Following uncertainty from a number of British businesses about how they can influence the June 23 vote, the UK Electoral Commission released a fresh set of electoral instructions to help businesses adhere to electoral rules.
Under UK electoral law, organizations and individuals are prevented from spending any more than US$14,260 (£10,000) on influencing the outcome during the official referendum campaign, unless they formally register as a campaigner.
We have published a factsheet on how spending rules may apply to businesses’ activity during the referendum period- https://t.co/GJhTW4yJuq— Electoral Commission (@ElectoralCommUK) April 11, 2016
While the spending figure is not disputed, many banks and other businesses have sought legal advice to determine what constitutes an action that is ruled to intentionally bring "about a particular outcome in the referendum."

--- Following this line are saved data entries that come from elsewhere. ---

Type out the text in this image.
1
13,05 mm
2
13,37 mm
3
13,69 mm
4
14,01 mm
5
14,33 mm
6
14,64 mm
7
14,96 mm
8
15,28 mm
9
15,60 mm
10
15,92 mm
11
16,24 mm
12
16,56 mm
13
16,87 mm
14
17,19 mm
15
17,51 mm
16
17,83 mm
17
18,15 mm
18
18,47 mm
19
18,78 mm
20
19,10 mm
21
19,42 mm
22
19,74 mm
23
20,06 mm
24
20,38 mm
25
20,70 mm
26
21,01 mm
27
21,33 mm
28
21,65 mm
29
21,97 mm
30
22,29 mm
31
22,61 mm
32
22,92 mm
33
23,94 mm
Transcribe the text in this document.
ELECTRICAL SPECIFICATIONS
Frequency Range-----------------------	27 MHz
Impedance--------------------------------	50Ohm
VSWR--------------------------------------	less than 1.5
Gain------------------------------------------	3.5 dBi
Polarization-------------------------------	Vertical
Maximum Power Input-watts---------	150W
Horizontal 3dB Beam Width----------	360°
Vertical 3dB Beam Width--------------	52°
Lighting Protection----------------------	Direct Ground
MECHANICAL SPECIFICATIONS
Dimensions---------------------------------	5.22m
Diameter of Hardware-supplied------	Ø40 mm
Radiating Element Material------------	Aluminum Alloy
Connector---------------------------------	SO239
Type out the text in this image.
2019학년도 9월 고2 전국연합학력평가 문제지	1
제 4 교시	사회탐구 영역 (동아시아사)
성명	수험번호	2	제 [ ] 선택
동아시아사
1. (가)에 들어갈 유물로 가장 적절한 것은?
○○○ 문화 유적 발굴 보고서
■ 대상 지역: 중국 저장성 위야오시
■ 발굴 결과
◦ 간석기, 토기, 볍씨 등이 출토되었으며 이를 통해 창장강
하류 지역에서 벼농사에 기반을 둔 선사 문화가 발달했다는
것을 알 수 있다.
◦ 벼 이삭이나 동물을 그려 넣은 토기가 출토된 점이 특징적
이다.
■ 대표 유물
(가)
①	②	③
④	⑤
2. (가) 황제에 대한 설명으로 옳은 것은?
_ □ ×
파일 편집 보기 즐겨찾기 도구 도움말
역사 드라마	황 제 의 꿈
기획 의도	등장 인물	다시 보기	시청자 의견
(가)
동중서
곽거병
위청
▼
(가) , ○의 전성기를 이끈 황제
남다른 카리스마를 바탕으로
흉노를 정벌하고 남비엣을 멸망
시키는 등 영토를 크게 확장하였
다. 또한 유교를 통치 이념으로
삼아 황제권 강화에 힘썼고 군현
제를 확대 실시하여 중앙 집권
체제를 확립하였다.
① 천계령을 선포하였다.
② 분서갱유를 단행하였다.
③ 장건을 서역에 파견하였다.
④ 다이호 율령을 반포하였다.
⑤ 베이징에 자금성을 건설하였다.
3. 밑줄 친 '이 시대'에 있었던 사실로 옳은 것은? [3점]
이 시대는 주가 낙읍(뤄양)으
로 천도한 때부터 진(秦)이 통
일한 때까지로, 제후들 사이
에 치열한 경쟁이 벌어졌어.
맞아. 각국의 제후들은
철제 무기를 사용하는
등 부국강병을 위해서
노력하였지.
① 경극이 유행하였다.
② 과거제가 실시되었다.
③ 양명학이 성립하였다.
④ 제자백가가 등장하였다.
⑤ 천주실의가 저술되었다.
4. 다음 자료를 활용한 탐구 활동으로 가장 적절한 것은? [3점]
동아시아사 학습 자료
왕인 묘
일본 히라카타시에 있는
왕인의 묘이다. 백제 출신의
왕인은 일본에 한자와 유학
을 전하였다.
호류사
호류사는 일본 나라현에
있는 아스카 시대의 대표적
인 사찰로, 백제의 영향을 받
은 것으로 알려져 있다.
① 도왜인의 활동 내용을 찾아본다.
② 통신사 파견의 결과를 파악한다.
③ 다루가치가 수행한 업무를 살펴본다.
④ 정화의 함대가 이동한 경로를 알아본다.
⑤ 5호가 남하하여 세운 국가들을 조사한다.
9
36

Under the guidelines, released on Monday, the Electoral Commission stated that many "business as usual" activities that might influence the referendum will more than likely not be included in referendum spending limits, however companies were warned to assess their actions over the referendum period.
"If these activities are taking place during the referendum period, you will need to decide whether your spending is intended to, or is otherwise in connection with, promoting or bringing about a particular outcome in the referendum," the guidelines states.
Emphasis on Neutrality
Spending money on surveys that are used to promote one side of the debate will count towards the spending limit, while events where both arguments are represented are more than likely to be exempt from the £10,000 deadline.
The rules come as both 'Remain' and 'Leave' campaigners prepare for an increase in debate in the coming months.
Political figures on both sides have tried to sway the vote of businesses, with the economy to be one of the biggest factors influencing the way in which Britons vote in the landmark referendum.
While pro-EU campaigners say a Brexit will have a devastating, destabilizing impact on the UK's economy, others argue that leaving the bloc will act in Britain's favor, as it will allow the country to negotiate trade deals that better suit the UK's national interests, free from the restrictions of being connected to a 28-state union.